Il difficile rapporto tra padri e figli, la relazione tra uomo e natura, la perdita e il ritrovamento dei valori, sono al centro di Aspettando Re Lear diretto da Alessandro Preziosi, che ne è anche interprete con Nando Paone, al Teatro Quirino di Roma dal 5 al 17 novembre. Un adattamento da Shakespeare con un evidente richiamo a Aspettando Godot di Samuel Beckett in cui si parla di follia, di potere che distrugge, di solitudine di caos dentro e fuori.

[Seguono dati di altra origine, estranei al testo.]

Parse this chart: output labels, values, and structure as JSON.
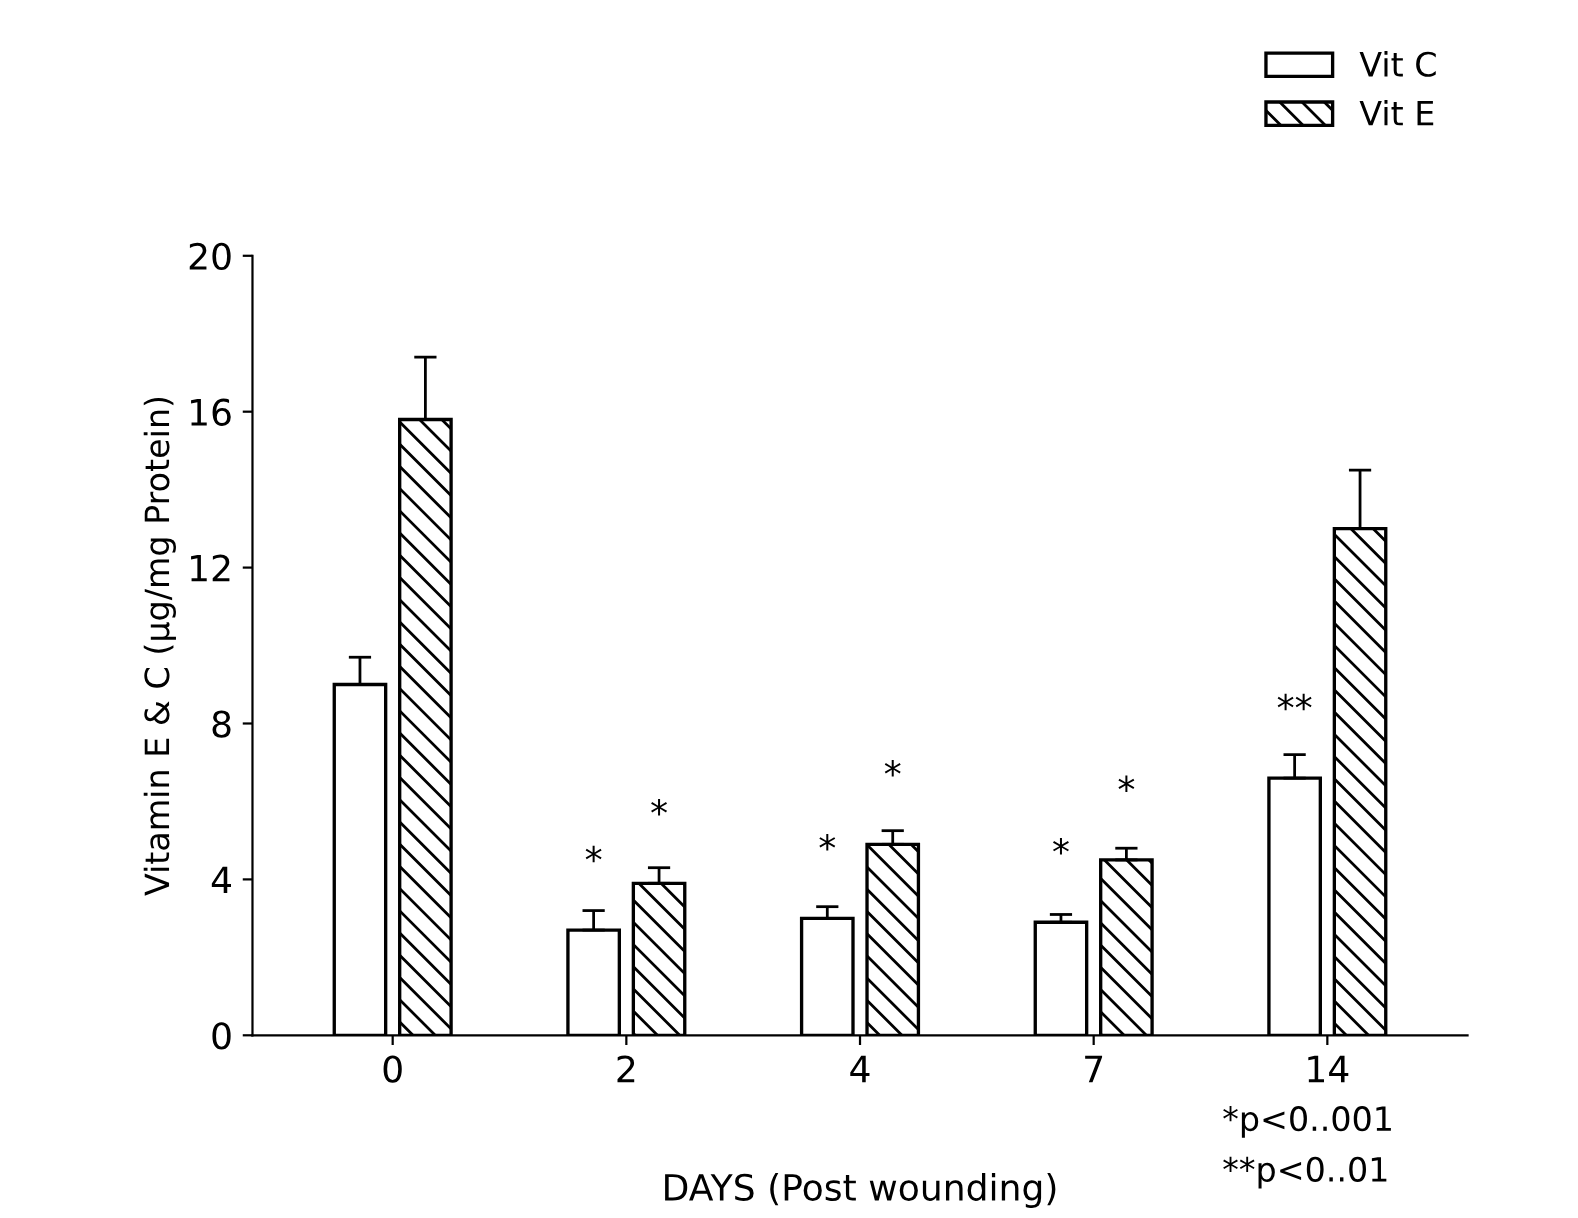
{
  "chart_data": {
    "type": "bar",
    "xlabel": "DAYS (Post wounding)",
    "ylabel": "Vitamin E & C (µg/mg Protein)",
    "categories": [
      "0",
      "2",
      "4",
      "7",
      "14"
    ],
    "series": [
      {
        "name": "Vit C",
        "color": "#ffffff",
        "values": [
          9.0,
          2.7,
          3.0,
          2.9,
          6.6
        ],
        "errors": [
          0.7,
          0.5,
          0.3,
          0.2,
          0.6
        ]
      },
      {
        "name": "Vit E",
        "color": "#000000",
        "values": [
          15.8,
          3.9,
          4.9,
          4.5,
          13.0
        ],
        "errors": [
          1.6,
          0.4,
          0.35,
          0.3,
          1.5
        ]
      }
    ],
    "ylim": [
      0,
      20
    ],
    "yticks": [
      0,
      4,
      8,
      12,
      16,
      20
    ],
    "grid": false,
    "legend": "top right",
    "annotations": [
      {
        "text": "*",
        "x": "2",
        "y": 2.7
      },
      {
        "text": "*",
        "x": "2",
        "y": 3.9
      },
      {
        "text": "*",
        "x": "4",
        "y": 3.0
      },
      {
        "text": "*",
        "x": "4",
        "y": 4.9
      },
      {
        "text": "*",
        "x": "7",
        "y": 2.9
      },
      {
        "text": "*",
        "x": "7",
        "y": 4.5
      },
      {
        "text": "**",
        "x": "14",
        "y": 6.6
      },
      "*p<0..001",
      "**p<0..01"
    ]
  }
}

“Ho immaginato un Re non semplicemente arrivato alla fine dei suoi anni, ad un passo anagraficamente dalla morte, ma piuttosto spinto dalle circostanze e dalla trama a cercare nella maturità, e non nell’età, il tassello conclusivo della propria vita – spiega Preziosi -. L’impazienza che accompagna il rocambolesco circolo di eventi in cui Re Lear travolge prima di tutto sé stesso e quindi gli altri, mi ha suggerito di creare uno spazio mentale teatralmente e scenicamente reso materico dalle opere in scena”.

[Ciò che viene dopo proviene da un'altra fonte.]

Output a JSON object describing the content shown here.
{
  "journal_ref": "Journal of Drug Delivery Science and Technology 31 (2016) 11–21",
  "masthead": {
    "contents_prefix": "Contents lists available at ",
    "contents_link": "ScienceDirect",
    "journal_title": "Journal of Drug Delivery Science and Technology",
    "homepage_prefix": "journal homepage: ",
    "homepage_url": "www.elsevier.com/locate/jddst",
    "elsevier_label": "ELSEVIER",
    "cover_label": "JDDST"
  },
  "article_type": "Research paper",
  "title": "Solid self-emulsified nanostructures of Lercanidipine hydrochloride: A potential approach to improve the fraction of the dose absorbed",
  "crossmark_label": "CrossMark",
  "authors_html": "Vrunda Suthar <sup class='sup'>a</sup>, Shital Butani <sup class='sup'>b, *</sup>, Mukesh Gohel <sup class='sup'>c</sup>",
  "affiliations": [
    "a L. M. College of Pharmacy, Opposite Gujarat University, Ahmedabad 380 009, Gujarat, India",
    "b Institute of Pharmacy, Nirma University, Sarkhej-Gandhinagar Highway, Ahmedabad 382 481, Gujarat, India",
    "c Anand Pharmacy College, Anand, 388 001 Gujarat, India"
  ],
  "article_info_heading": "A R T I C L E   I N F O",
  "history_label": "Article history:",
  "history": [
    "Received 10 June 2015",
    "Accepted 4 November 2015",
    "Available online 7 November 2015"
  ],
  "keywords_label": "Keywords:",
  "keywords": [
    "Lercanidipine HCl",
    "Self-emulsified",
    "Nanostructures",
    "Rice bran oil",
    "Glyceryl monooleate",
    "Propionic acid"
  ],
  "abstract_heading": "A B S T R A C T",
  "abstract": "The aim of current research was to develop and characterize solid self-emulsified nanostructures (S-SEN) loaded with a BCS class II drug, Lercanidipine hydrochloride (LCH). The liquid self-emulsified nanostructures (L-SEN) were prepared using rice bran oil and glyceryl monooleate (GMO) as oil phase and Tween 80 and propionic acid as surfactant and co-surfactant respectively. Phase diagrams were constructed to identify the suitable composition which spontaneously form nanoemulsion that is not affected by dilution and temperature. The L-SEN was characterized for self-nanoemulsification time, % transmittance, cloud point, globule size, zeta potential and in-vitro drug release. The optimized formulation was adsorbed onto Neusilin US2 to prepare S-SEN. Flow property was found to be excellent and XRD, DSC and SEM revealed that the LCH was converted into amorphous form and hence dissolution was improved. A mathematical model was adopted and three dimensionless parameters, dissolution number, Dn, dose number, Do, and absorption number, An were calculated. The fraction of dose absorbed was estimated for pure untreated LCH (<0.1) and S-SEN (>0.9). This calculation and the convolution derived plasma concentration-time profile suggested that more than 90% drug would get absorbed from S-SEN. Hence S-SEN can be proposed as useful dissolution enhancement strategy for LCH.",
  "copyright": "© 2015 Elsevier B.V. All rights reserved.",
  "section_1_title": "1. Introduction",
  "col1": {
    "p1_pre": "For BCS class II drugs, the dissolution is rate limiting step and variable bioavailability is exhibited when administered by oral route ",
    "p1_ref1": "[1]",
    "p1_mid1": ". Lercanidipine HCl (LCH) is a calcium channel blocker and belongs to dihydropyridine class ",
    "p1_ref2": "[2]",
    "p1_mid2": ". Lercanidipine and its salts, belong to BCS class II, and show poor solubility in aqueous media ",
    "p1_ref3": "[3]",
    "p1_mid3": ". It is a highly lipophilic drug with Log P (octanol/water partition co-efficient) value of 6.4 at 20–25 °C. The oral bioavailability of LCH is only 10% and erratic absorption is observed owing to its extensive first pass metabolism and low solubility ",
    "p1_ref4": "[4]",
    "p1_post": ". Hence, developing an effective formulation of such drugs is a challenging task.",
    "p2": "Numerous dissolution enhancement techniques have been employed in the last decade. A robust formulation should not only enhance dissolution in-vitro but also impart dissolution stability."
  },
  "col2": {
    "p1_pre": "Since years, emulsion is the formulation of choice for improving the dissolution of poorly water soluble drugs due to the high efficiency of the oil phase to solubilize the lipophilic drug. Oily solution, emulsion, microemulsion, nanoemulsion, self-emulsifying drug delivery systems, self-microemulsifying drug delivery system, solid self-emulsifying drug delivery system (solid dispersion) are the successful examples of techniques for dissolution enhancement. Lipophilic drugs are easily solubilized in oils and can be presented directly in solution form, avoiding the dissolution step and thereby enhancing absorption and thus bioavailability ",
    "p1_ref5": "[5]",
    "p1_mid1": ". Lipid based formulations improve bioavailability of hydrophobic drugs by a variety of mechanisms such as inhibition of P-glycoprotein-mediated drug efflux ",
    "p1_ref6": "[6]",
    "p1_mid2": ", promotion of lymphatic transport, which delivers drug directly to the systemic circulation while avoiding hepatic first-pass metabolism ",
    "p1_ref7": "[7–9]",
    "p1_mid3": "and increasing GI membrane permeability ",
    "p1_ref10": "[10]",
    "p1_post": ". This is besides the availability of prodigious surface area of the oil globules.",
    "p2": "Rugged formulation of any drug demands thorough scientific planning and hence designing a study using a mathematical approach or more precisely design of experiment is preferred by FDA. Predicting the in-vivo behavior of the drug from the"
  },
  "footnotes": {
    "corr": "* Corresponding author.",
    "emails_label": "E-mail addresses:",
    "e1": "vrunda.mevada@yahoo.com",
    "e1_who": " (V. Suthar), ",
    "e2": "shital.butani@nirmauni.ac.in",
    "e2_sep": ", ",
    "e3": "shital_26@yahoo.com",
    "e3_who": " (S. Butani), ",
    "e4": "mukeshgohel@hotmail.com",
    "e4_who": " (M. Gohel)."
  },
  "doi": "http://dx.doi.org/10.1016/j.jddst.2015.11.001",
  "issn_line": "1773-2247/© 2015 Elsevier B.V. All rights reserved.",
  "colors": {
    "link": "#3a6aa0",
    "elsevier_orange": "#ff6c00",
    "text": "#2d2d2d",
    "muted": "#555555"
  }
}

In scena ci sono le opere e i costumi iconici del maestro Michelangelo Pistoletto, le musiche di Giacomo Vezzani ispirate ad opere dell’artista in una commistione multidisciplinare tra arte contemporanea e teatro- “Ho condiviso la messa in scena dei presupposti del Terzo Paradiso, la terza fase dell’umanità, che si realizza nella connessione equilibrata tra l’artificio e la Natura – spiega ancora Preziosi -. L’uomo deve cercare di non essere debitore alla Natura di ciò che indossa: il senso dell’abito, del superfluo, dello stretto necessario sono tematiche di Pistoletto che porto a teatro. L’uomo nella sua nudità trova sé stesso, e così anche noi attori durante lo spettacolo veniamo privati dei vestiti, per farci vedere per quello che siamo”.

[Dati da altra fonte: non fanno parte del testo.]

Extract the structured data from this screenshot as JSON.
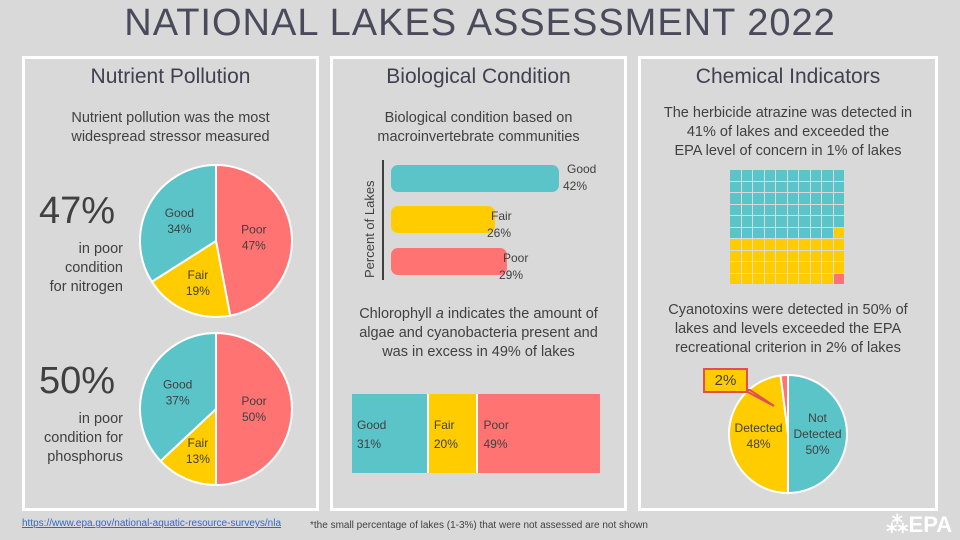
{
  "title": "NATIONAL LAKES ASSESSMENT 2022",
  "colors": {
    "good": "#5bc4c9",
    "fair": "#ffcc00",
    "poor": "#ff7373",
    "missing": "#ff7373"
  },
  "nutrient": {
    "heading": "Nutrient Pollution",
    "desc": "Nutrient pollution was the most widespread stressor measured",
    "nitrogen": {
      "pct": "47%",
      "cap1": "in poor",
      "cap2": "condition",
      "cap3": "for nitrogen"
    },
    "phosphorus": {
      "pct": "50%",
      "cap1": "in poor",
      "cap2": "condition for",
      "cap3": "phosphorus"
    }
  },
  "biological": {
    "heading": "Biological Condition",
    "desc1": "Biological condition based on",
    "desc2": "macroinvertebrate communities",
    "ylabel": "Percent of Lakes",
    "chl_pre": "Chlorophyll ",
    "chl_italic": "a",
    "chl_post": " indicates the amount of",
    "chl2": "algae and cyanobacteria present and",
    "chl3": "was in excess in 49% of lakes"
  },
  "chemical": {
    "heading": "Chemical Indicators",
    "desc1": "The herbicide atrazine was detected in",
    "desc2": "41% of lakes and exceeded the",
    "desc3": "EPA level of concern in 1% of lakes",
    "cyano1": "Cyanotoxins were detected in 50% of",
    "cyano2": "lakes and levels exceeded the EPA",
    "cyano3": "recreational criterion in 2% of lakes",
    "callout": "2%",
    "waffle": {
      "total": 100,
      "teal": 59,
      "yellow": 40,
      "red": 1
    }
  },
  "footer": {
    "link": "https://www.epa.gov/national-aquatic-resource-surveys/nla",
    "note": "*the small percentage of lakes (1-3%) that were not assessed are not shown",
    "logo": "EPA"
  },
  "chart_data": [
    {
      "type": "pie",
      "title": "",
      "categories": [
        "Good",
        "Fair",
        "Poor"
      ],
      "values": [
        34,
        19,
        47
      ]
    },
    {
      "type": "pie",
      "title": "",
      "categories": [
        "Good",
        "Fair",
        "Poor"
      ],
      "values": [
        37,
        13,
        50
      ]
    },
    {
      "type": "bar",
      "title": "",
      "ylabel": "Percent of Lakes",
      "categories": [
        "Good",
        "Fair",
        "Poor"
      ],
      "values": [
        42,
        26,
        29
      ]
    },
    {
      "type": "bar",
      "title": "",
      "categories": [
        "Good",
        "Fair",
        "Poor"
      ],
      "values": [
        31,
        20,
        49
      ]
    },
    {
      "type": "pie",
      "title": "",
      "categories": [
        "Not Detected",
        "Detected",
        ""
      ],
      "values": [
        50,
        48,
        2
      ]
    }
  ]
}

L’adattamento di Tommaso Mattei, si concentra sul momento chiave della tragedia shakespeariana, rappresentato dalla tempesta che colpisce il re proprio mentre vaga alla mercè degli eventi atmosferici dopo il disastro combinato con ognuna delle “amate” figlie. Re Lear è la metafora della condizione umana: caduta e creazione. Ama solo sé stesso, la mancanza d’amore l’ha portato alla follia e alla solitudine; vaga in una landa di nulla con cui il sovrano senza più corona dovrà fare i conti. A pagare le conseguenze della “cecità” dei padri, dovranno esserei figli?